The Seattle Times has an overview of the long-awaited results of the federally funded, multi-million "Traffic Choices" study conducted by the Puget Sound Region Council (PSRC) to look at the viability of widespread road tolling throughout Greater Seattle. The PSRC describes the research as "the most comprehensive study of demand response to network tolling in existence." A summary of the study can be found here (pdf).
The study looked at tolling the entire network of major highways and roads in the region and tested the idea of variable pricing where toll rates vary depending upon the time of day. Participants in the study had their travel tracked by a GPS system in their vehicles. When their basic travel patterns were established, they were given money in an account to "pay" for the theoretical tolls. If they spent less than was in their account — presumably by smartly changing their driving patterns — they could keep the difference. That gave study participants a risk-free financial incentive that would approximate real-world conditions without causing them any pain. In the real world, however, there would be pain, the study acknowledges, but also gain.

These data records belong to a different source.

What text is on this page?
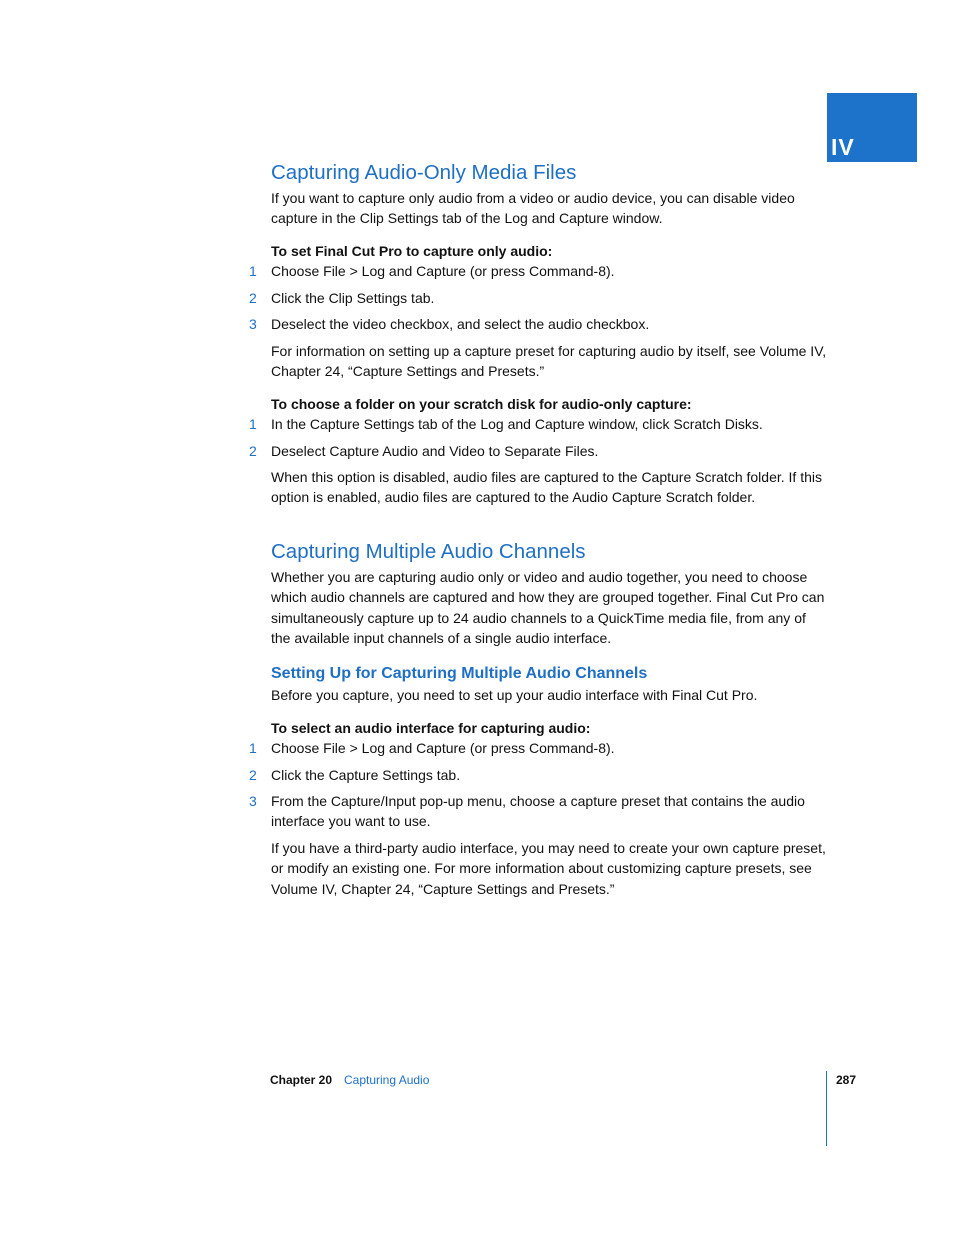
IV
Capturing Audio-Only Media Files

If you want to capture only audio from a video or audio device, you can disable video capture in the Clip Settings tab of the Log and Capture window.

To set Final Cut Pro to capture only audio:

1	Choose File > Log and Capture (or press Command-8).
2	Click the Clip Settings tab.
3	Deselect the video checkbox, and select the audio checkbox.

For information on setting up a capture preset for capturing audio by itself, see Volume IV, Chapter 24, “Capture Settings and Presets.”

To choose a folder on your scratch disk for audio-only capture:

1	In the Capture Settings tab of the Log and Capture window, click Scratch Disks.
2	Deselect Capture Audio and Video to Separate Files.

When this option is disabled, audio files are captured to the Capture Scratch folder. If this option is enabled, audio files are captured to the Audio Capture Scratch folder.

Capturing Multiple Audio Channels

Whether you are capturing audio only or video and audio together, you need to choose which audio channels are captured and how they are grouped together. Final Cut Pro can simultaneously capture up to 24 audio channels to a QuickTime media file, from any of the available input channels of a single audio interface.

Setting Up for Capturing Multiple Audio Channels

Before you capture, you need to set up your audio interface with Final Cut Pro.

To select an audio interface for capturing audio:

1	Choose File > Log and Capture (or press Command-8).
2	Click the Capture Settings tab.
3	From the Capture/Input pop-up menu, choose a capture preset that contains the audio interface you want to use.

If you have a third-party audio interface, you may need to create your own capture preset, or modify an existing one. For more information about customizing capture presets, see Volume IV, Chapter 24, “Capture Settings and Presets.”

Chapter 20 Capturing Audio	287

The study is upbeat on the benefits of road tolling — it found the case for it "compelling" — though it doesn't underestimate the difficulties in implementing it, which are less technical — they found that tracking road use is expensive, but feasible — but more a matter of policy, politics, privacy, and fairness. However, they conclude that pricing will work to reduce congestion:
The Traffic Choices Study has demonstrated that households and motorists faced with variable tolls do make the small adjustments in their travel that will translate into large-scale reductions in roadway congestion. Many study participants even characterized their travel changes as minor, but the sum total of all their individual decisions can be shown to result in important shifts in the time, amount, and mode of travel so as to minimize the amount of time the region's residents would be stuck in traffic.
However, the public is skeptical about road rationing and the "Traffic Choices" study. As other papers on congestion pricing have reported, to make it generally palatable, the benefits will have to be more than incremental improvements in commute times, especially for drivers who have little flexibility or will see minimal changes in road conditions. For example, what are the benefits for a driver who commutes on an un-tolled road and sees congestion there increase as a result of tolling elsewhere? To offset that, some portion of the massive revenues raised through tolling could be funneled back to create benefits for everyone. That could be in the form of cutting existing transportation taxes, like the gas tax — and heavy investment in public transit (more buses) or in making improvements in problematic traffic corridors.
Because widespread tolling requires a kind of Big Brother level of technology — tracking systems and video surveillance for enforcement — privacy concerns were also shown to be high. In fact, study participants with the most concern going in about privacy were generally even more concerned afterwards. Same with participants with the least concerns going in. Those in the middle seemed somewhat assuaged.
Aubrey Davis, former chair of the state Transportation Commission and chair of the PSRC's Road Pricing Task Force, a group tasked with researching and recommending regional road pricing strategies, tells the Times that he thinks such a pricing scheme is definitely in our future:
"We're going to have to lose a couple elections (on new transportation-tax proposals) before people will take this seriously," Davis says. "I have no doubt we're going to go down this road. I just don't know how far, or how fast."